Dalam survey tersebut ditemukan bahawa 35% dari responden mengaku bahwa aktivitas
belanja dijadikan sebagai aktivitas belanja sebagai rekreasi. Mereka tidak lagi
berbelanja berbelanja sesuai dengan kebutuhan seperti pria konvensional.
Kebiasaan pria metroseksual merupakan fenomena menarik karena mereka
memiliki karakteristik yang sama dalam berbelanja dengan kaum wanita.

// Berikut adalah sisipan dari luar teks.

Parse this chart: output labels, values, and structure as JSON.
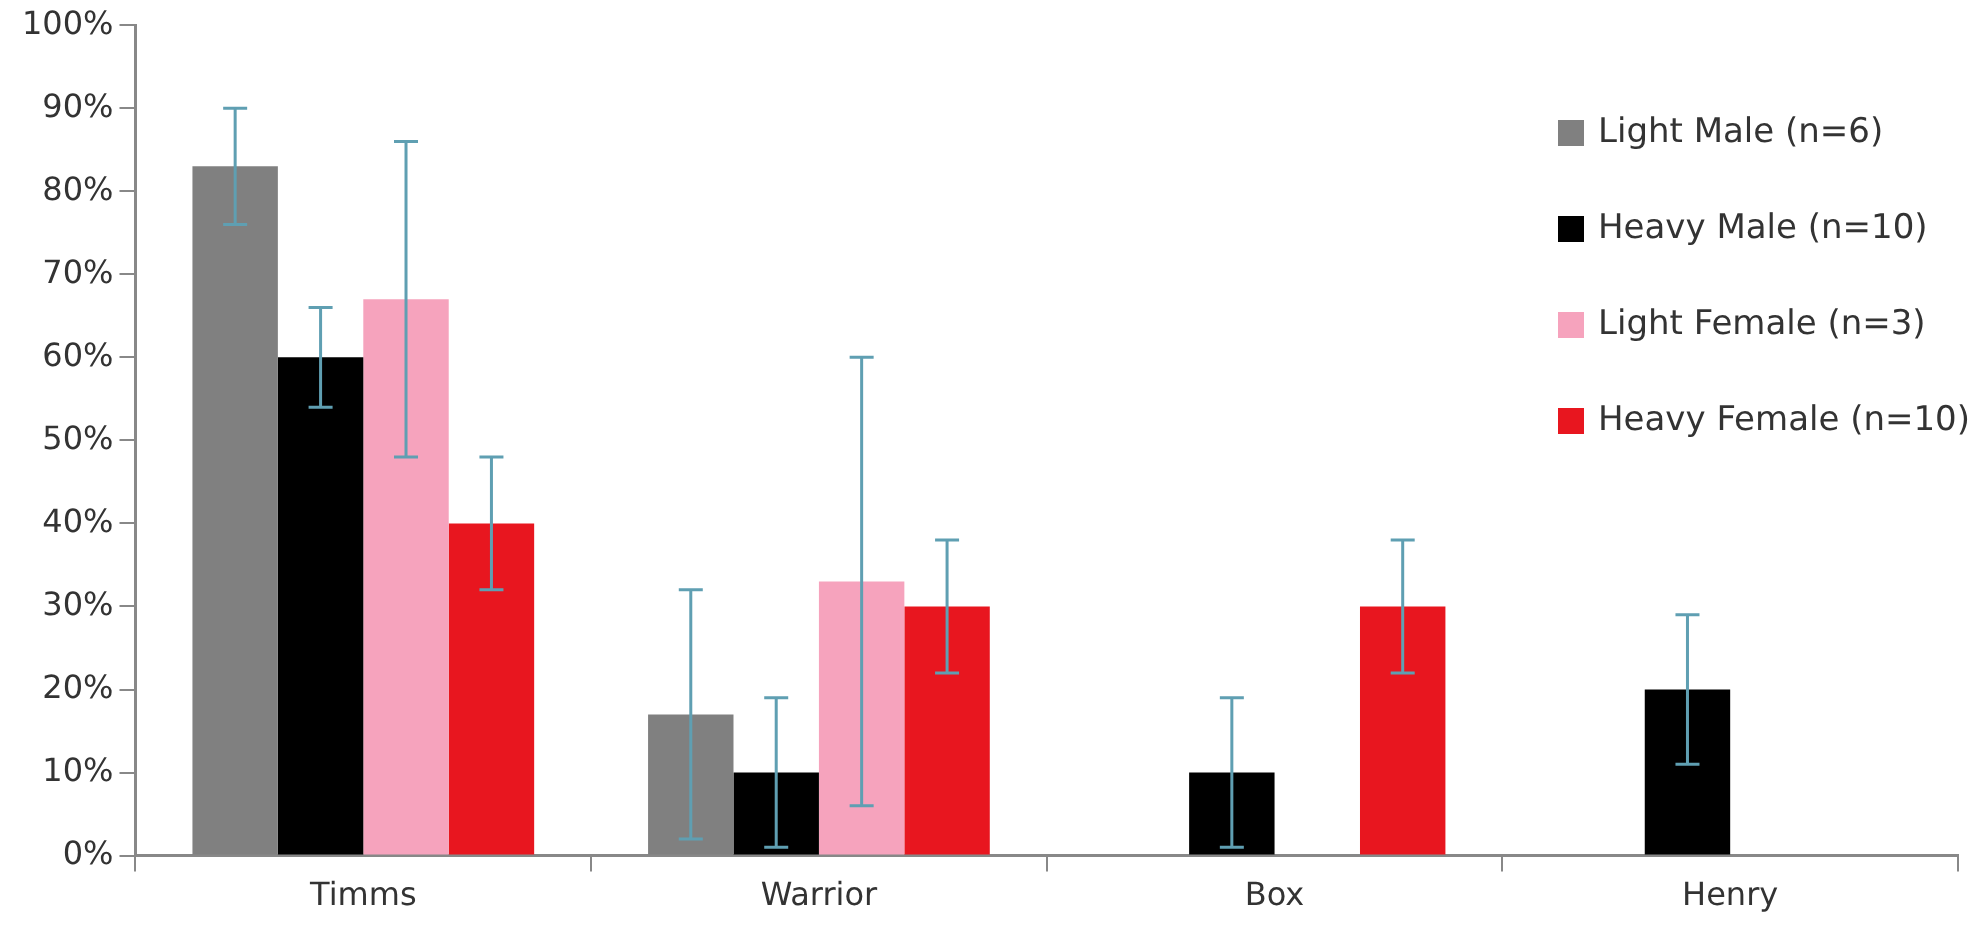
{
  "chart_data": {
    "type": "bar",
    "categories": [
      "Timms",
      "Warrior",
      "Box",
      "Henry"
    ],
    "series": [
      {
        "name": "Light Male (n=6)",
        "color": "#808080",
        "values": [
          83,
          17,
          null,
          null
        ],
        "errors": [
          [
            76,
            90
          ],
          [
            2,
            32
          ],
          null,
          null
        ]
      },
      {
        "name": "Heavy Male (n=10)",
        "color": "#000000",
        "values": [
          60,
          10,
          10,
          20
        ],
        "errors": [
          [
            54,
            66
          ],
          [
            1,
            19
          ],
          [
            1,
            19
          ],
          [
            11,
            29
          ]
        ]
      },
      {
        "name": "Light Female (n=3)",
        "color": "#f6a3bd",
        "values": [
          67,
          33,
          null,
          null
        ],
        "errors": [
          [
            48,
            86
          ],
          [
            6,
            60
          ],
          null,
          null
        ]
      },
      {
        "name": "Heavy Female (n=10)",
        "color": "#e8161f",
        "values": [
          40,
          30,
          30,
          null
        ],
        "errors": [
          [
            32,
            48
          ],
          [
            22,
            38
          ],
          [
            22,
            38
          ],
          null
        ]
      }
    ],
    "ylim": [
      0,
      100
    ],
    "yticks": [
      {
        "value": 0,
        "label": "0%"
      },
      {
        "value": 10,
        "label": "10%"
      },
      {
        "value": 20,
        "label": "20%"
      },
      {
        "value": 30,
        "label": "30%"
      },
      {
        "value": 40,
        "label": "40%"
      },
      {
        "value": 50,
        "label": "50%"
      },
      {
        "value": 60,
        "label": "60%"
      },
      {
        "value": 70,
        "label": "70%"
      },
      {
        "value": 80,
        "label": "80%"
      },
      {
        "value": 90,
        "label": "90%"
      },
      {
        "value": 100,
        "label": "100%"
      }
    ],
    "grid": false,
    "legend": "top right"
  }
}
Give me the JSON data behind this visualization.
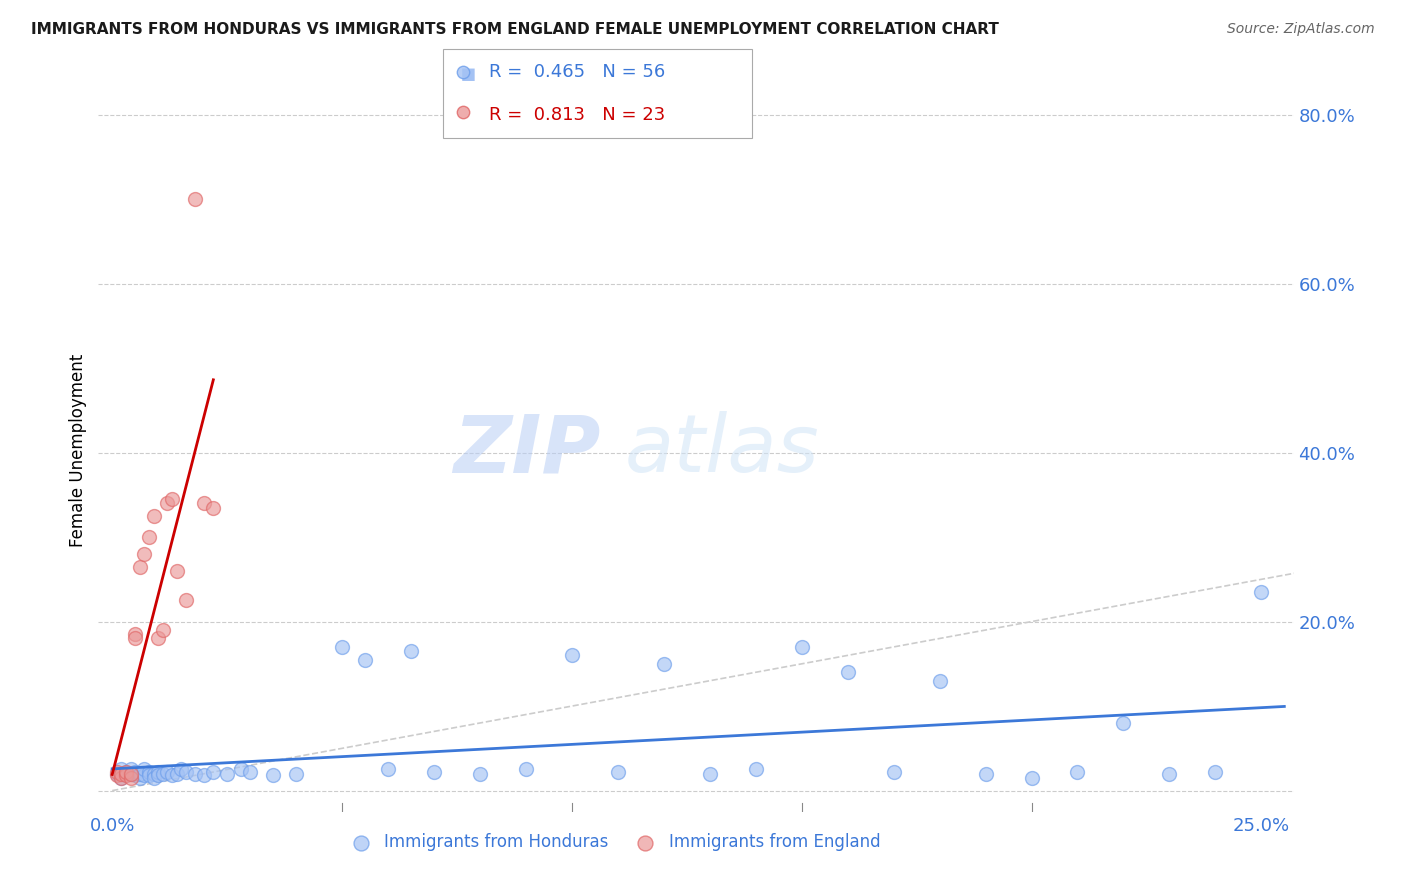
{
  "title": "IMMIGRANTS FROM HONDURAS VS IMMIGRANTS FROM ENGLAND FEMALE UNEMPLOYMENT CORRELATION CHART",
  "source": "Source: ZipAtlas.com",
  "ylabel": "Female Unemployment",
  "color_honduras": "#a4c2f4",
  "color_england": "#ea9999",
  "edge_honduras": "#6d9eeb",
  "edge_england": "#e06666",
  "trendline_color_honduras": "#3c78d8",
  "trendline_color_england": "#cc0000",
  "diagonal_color": "#cccccc",
  "R_honduras": 0.465,
  "N_honduras": 56,
  "R_england": 0.813,
  "N_england": 23,
  "xlim": [
    0.0,
    0.25
  ],
  "ylim": [
    0.0,
    0.8
  ],
  "yticks": [
    0.0,
    0.2,
    0.4,
    0.6,
    0.8
  ],
  "yticklabels": [
    "",
    "20.0%",
    "40.0%",
    "60.0%",
    "80.0%"
  ],
  "xtick_left": "0.0%",
  "xtick_right": "25.0%",
  "watermark_zip": "ZIP",
  "watermark_atlas": "atlas",
  "legend_label_honduras": "Immigrants from Honduras",
  "legend_label_england": "Immigrants from England",
  "honduras_x": [
    0.001,
    0.002,
    0.002,
    0.003,
    0.003,
    0.004,
    0.004,
    0.005,
    0.005,
    0.006,
    0.006,
    0.007,
    0.007,
    0.008,
    0.008,
    0.009,
    0.009,
    0.01,
    0.01,
    0.011,
    0.012,
    0.013,
    0.014,
    0.015,
    0.016,
    0.018,
    0.02,
    0.022,
    0.025,
    0.028,
    0.03,
    0.035,
    0.04,
    0.05,
    0.055,
    0.06,
    0.065,
    0.07,
    0.08,
    0.09,
    0.1,
    0.11,
    0.12,
    0.13,
    0.14,
    0.15,
    0.16,
    0.17,
    0.18,
    0.19,
    0.2,
    0.21,
    0.22,
    0.23,
    0.24,
    0.25
  ],
  "honduras_y": [
    0.02,
    0.025,
    0.015,
    0.022,
    0.018,
    0.02,
    0.025,
    0.018,
    0.022,
    0.015,
    0.02,
    0.018,
    0.025,
    0.022,
    0.018,
    0.02,
    0.015,
    0.022,
    0.018,
    0.02,
    0.022,
    0.018,
    0.02,
    0.025,
    0.022,
    0.02,
    0.018,
    0.022,
    0.02,
    0.025,
    0.022,
    0.018,
    0.02,
    0.17,
    0.155,
    0.025,
    0.165,
    0.022,
    0.02,
    0.025,
    0.16,
    0.022,
    0.15,
    0.02,
    0.025,
    0.17,
    0.14,
    0.022,
    0.13,
    0.02,
    0.015,
    0.022,
    0.08,
    0.02,
    0.022,
    0.235
  ],
  "england_x": [
    0.001,
    0.001,
    0.002,
    0.002,
    0.003,
    0.003,
    0.004,
    0.004,
    0.005,
    0.005,
    0.006,
    0.007,
    0.008,
    0.009,
    0.01,
    0.011,
    0.012,
    0.013,
    0.014,
    0.016,
    0.018,
    0.02,
    0.022
  ],
  "england_y": [
    0.018,
    0.022,
    0.015,
    0.02,
    0.018,
    0.022,
    0.015,
    0.02,
    0.185,
    0.18,
    0.265,
    0.28,
    0.3,
    0.325,
    0.18,
    0.19,
    0.34,
    0.345,
    0.26,
    0.225,
    0.7,
    0.34,
    0.335
  ]
}
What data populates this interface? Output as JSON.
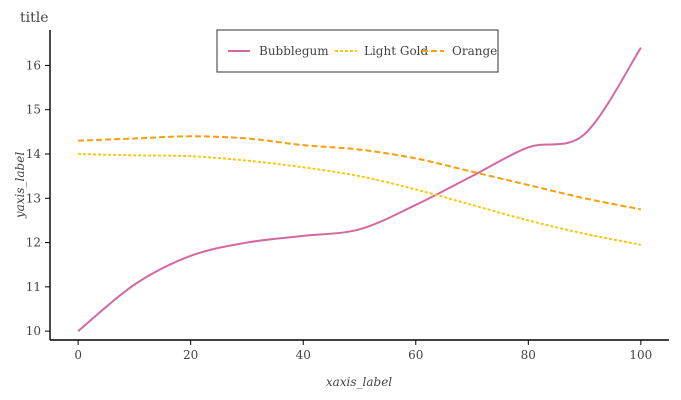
{
  "chart_data": {
    "type": "line",
    "title": "title",
    "xlabel": "xaxis_label",
    "ylabel": "yaxis_label",
    "xlim": [
      -5,
      105
    ],
    "ylim": [
      9.8,
      16.8
    ],
    "x_ticks": [
      0,
      20,
      40,
      60,
      80,
      100
    ],
    "x_tick_labels": [
      "0",
      "20",
      "40",
      "60",
      "80",
      "100"
    ],
    "y_ticks": [
      10,
      11,
      12,
      13,
      14,
      15,
      16
    ],
    "y_tick_labels": [
      "10",
      "11",
      "12",
      "13",
      "14",
      "15",
      "16"
    ],
    "grid": false,
    "legend_position": "top-center",
    "legend": [
      "Bubblegum",
      "Light Gold",
      "Orange"
    ],
    "x": [
      0,
      10,
      20,
      30,
      40,
      50,
      60,
      70,
      80,
      90,
      100
    ],
    "series": [
      {
        "name": "Bubblegum",
        "color": "#d4699f",
        "values": [
          10.0,
          11.05,
          11.7,
          12.0,
          12.15,
          12.3,
          12.85,
          13.5,
          14.15,
          14.45,
          16.4
        ]
      },
      {
        "name": "Light Gold",
        "color": "#f9c811",
        "values": [
          14.0,
          13.97,
          13.95,
          13.85,
          13.7,
          13.5,
          13.2,
          12.85,
          12.5,
          12.2,
          11.95
        ]
      },
      {
        "name": "Orange",
        "color": "#f4a00f",
        "values": [
          14.3,
          14.35,
          14.4,
          14.35,
          14.2,
          14.1,
          13.9,
          13.6,
          13.3,
          13.0,
          12.75
        ]
      }
    ]
  }
}
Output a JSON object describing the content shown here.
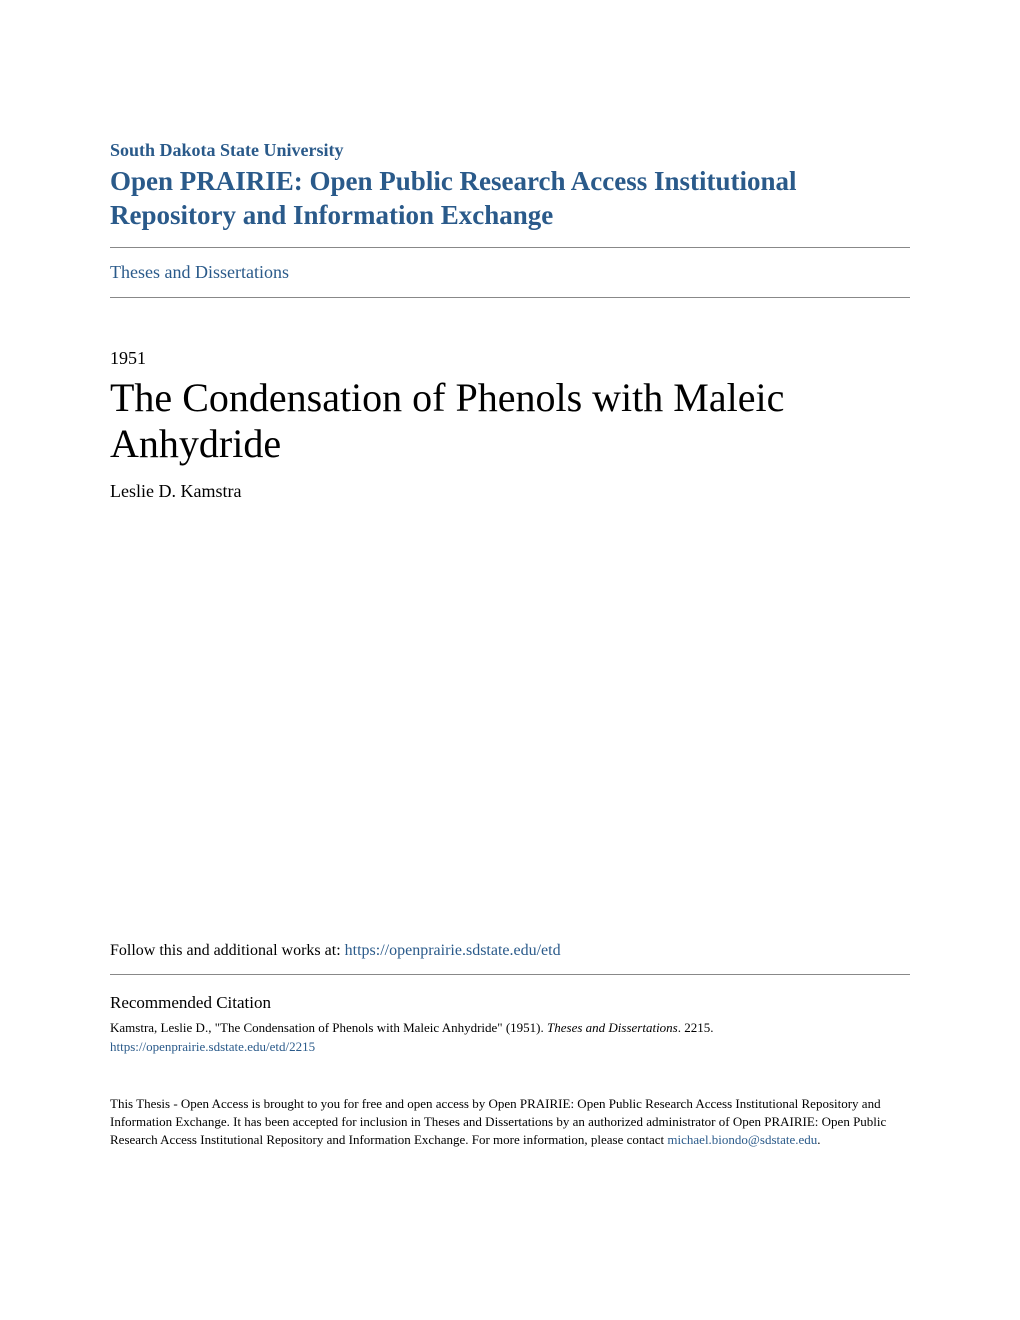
{
  "header": {
    "university": "South Dakota State University",
    "repository": "Open PRAIRIE: Open Public Research Access Institutional Repository and Information Exchange",
    "collection": "Theses and Dissertations"
  },
  "document": {
    "year": "1951",
    "title": "The Condensation of Phenols with Maleic Anhydride",
    "author": "Leslie D. Kamstra"
  },
  "follow": {
    "text": "Follow this and additional works at: ",
    "url": "https://openprairie.sdstate.edu/etd"
  },
  "citation": {
    "heading": "Recommended Citation",
    "text_part1": "Kamstra, Leslie D., \"The Condensation of Phenols with Maleic Anhydride\" (1951). ",
    "text_italic": "Theses and Dissertations",
    "text_part2": ". 2215.",
    "link": "https://openprairie.sdstate.edu/etd/2215"
  },
  "footer": {
    "text_part1": "This Thesis - Open Access is brought to you for free and open access by Open PRAIRIE: Open Public Research Access Institutional Repository and Information Exchange. It has been accepted for inclusion in Theses and Dissertations by an authorized administrator of Open PRAIRIE: Open Public Research Access Institutional Repository and Information Exchange. For more information, please contact ",
    "email": "michael.biondo@sdstate.edu",
    "text_part2": "."
  },
  "colors": {
    "link_color": "#2a5a8a",
    "text_color": "#000000",
    "divider_color": "#888888",
    "background_color": "#ffffff"
  }
}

Pria yang
termasuk dalam golongan ini untuk memberi gambaran bahwa keberadaan mereka
berbeda dengan pria heteroseksual maupun generasi sebelumnya. Kehadiran pria
metroseksual menimbulkan stigma atas kebiasaan yang dinilai feminin. Gaya hidup
metroseksual yang dijalani oleh pria metroseksual mengakibatkan terbentuknya label
homo/gay dari lingkungannya. Gaya hidup tersebut juga menghambat proses belajar
kaum pria metroseksual yang masih berstatus pelajar. Terhambatnya proses belajar
disebabkan karena aktivitas-aktivitas mereka seperti perawatan tubuh di salon,
nongrong dengan teman-temannya dan berbagai aktivitas lainnya di luar perkuliahan
(Ardly, 2014).
II Rumusan Masalah
- Bagaimana konsep diri pria metroseksual Kota Surabya?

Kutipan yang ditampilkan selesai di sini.